A pesar de que el texto aún no inicia formalmente su tramitación, las filtraciones de la reforma constitucional en seguridad impulsada por el Ejecutivo en el marco de la Agenda contra el Crimen Organizado y el Terrorismo (ACOT) encendieron un nuevo cruce interno en el oficialismo en La Moneda y el Congreso.
El foco del debate radica en un borrador de 15 páginas que considera aplicar restricciones constitucionales severas. El punto que encendió las alarmas otorga facultades para fijar medidas penales especiales y determina que las personas sentenciadas por narcotráfico, terrorismo o crimen organizado sufrirán la suspensión de sus prestaciones de salud.
Disputa Arrau vs Chomali
La controversia se agudizó tras las declaraciones de la ministra de Salud, May Chomali, quien expresó sus resguardos respecto de los efectos del texto sobre la red sanitaria pública: “podría generar incompatibilidad con algunas leyes que nosotros tenemos, como la ley de urgencias”, planteó en CNN Chile.

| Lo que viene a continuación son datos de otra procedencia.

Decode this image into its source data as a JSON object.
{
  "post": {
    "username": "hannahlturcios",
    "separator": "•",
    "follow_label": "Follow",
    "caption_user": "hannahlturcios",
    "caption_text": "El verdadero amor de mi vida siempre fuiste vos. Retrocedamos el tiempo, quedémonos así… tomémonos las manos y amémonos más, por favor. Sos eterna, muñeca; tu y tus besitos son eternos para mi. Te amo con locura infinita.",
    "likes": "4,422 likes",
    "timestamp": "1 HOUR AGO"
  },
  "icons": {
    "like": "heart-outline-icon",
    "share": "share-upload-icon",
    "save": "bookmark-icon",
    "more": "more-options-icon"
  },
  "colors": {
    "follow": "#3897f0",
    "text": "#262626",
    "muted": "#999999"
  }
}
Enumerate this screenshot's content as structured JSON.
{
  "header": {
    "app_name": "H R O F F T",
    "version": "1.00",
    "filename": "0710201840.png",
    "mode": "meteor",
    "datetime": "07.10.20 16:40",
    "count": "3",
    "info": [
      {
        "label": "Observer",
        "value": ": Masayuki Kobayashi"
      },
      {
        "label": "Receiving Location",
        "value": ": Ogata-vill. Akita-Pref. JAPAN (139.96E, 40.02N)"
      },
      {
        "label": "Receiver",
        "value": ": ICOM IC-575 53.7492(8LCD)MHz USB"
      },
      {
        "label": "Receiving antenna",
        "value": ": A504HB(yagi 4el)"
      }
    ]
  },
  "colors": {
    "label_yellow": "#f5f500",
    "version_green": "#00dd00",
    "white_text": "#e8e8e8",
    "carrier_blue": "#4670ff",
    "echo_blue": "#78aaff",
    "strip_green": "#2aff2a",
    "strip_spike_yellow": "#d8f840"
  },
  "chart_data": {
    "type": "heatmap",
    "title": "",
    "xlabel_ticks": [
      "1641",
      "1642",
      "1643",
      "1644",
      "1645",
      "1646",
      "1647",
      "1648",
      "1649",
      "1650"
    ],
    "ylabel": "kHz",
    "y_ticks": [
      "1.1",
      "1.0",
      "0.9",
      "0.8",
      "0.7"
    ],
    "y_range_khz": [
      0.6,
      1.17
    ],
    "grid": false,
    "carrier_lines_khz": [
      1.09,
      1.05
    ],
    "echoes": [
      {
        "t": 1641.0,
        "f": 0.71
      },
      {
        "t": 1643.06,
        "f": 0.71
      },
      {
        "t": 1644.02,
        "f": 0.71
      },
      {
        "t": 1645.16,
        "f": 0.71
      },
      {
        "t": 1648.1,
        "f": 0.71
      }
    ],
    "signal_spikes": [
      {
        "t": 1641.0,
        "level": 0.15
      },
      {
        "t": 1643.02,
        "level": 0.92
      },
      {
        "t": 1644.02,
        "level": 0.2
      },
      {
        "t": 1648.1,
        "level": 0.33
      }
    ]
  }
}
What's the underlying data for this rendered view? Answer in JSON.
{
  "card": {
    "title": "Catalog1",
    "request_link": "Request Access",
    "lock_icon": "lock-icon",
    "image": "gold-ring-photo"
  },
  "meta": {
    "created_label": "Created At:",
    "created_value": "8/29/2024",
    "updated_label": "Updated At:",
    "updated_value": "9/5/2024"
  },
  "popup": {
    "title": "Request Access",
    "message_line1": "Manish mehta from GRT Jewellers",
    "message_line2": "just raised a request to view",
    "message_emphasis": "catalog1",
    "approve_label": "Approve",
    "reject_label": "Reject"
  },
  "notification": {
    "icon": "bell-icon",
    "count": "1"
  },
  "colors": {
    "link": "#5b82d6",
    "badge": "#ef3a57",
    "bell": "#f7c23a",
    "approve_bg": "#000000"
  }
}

La respuesta del jefe de Seguridad, Martín Arrau, no tardó. Durante una entrevista con Radio Infinita, descalificó las aprensiones de su compañera de gabinete: “la ministra Chomali desconoce el proyecto constitucional; es un proyecto que todavía no ha sido público. Así que yo creo que está opinando de una cosa que quizás no está tan al tanto”, dijo este viernes.
Sin embargo, horas más tardes, el secretario de Estado bajó el perfil al choque interno: “he hablado con la ministra de Salud. Ella no ha estado al tanto de todos los borradores que han habido de la reforma constitucional. Lo que se ha filtrado en la prensa es algo muy antiguo”.
El enredo del oficialismo en el Congreso
El senador Matías Walker (Demócratas) cuestionó el borrador de la reforma calificándola como "demencial" y que "no es reformando la Constitución como vamos a lograr perseguir al crimen organizado”. Asimismo, una de sus crítica refiere al punto que menciona la inhabilitación de prestaciones de salud para condenados por delitos de narcotráfico, crimen organizado y terrorismo.
Arista que incluso preocupó a la ministra Chomali al considerar que la medida podría traer "enormes repercusiones" y que es "incompatible" con el derecho a la salud: "La atención de salud no puede convertirse en parte de la pena".
Por su parte, el senador y presidente del Partido Republicano, Arturo Squella, respondió advirtiendo que habrán personeros que buscarán obstaculizar cambios para Chile: “aparecerán temores en algunos que tratarán de frenar los cambios que necesitamos para ganarle al crimen organizado (...). No es tiempo para los buenismos que nos tienen en la condición en la estamos hoy”.
Sus declaraciones provocaron que el senador Walker respondiera sosteniendo que "lo que quiere Arturo Squella es marcar diferencias y no aunar acuerdos amplios en materia de seguridad", dijo.
En la misma línea, el senador Javier Macaya (UDI) también marcó distancia de este punto: "una cosa es restringir beneficios del Estado a quienes cometen delitos graves, y en eso obviamente estamos de acuerdo, y otra muy distinta es poner en riesgo el acceso a prestaciones esenciales como la salud".
Sin embargo, son temas que deberán ser abordados una vez presentado el proyecto de forma oficial: "eso hay que precisarlo y corregirlo durante la discusión”.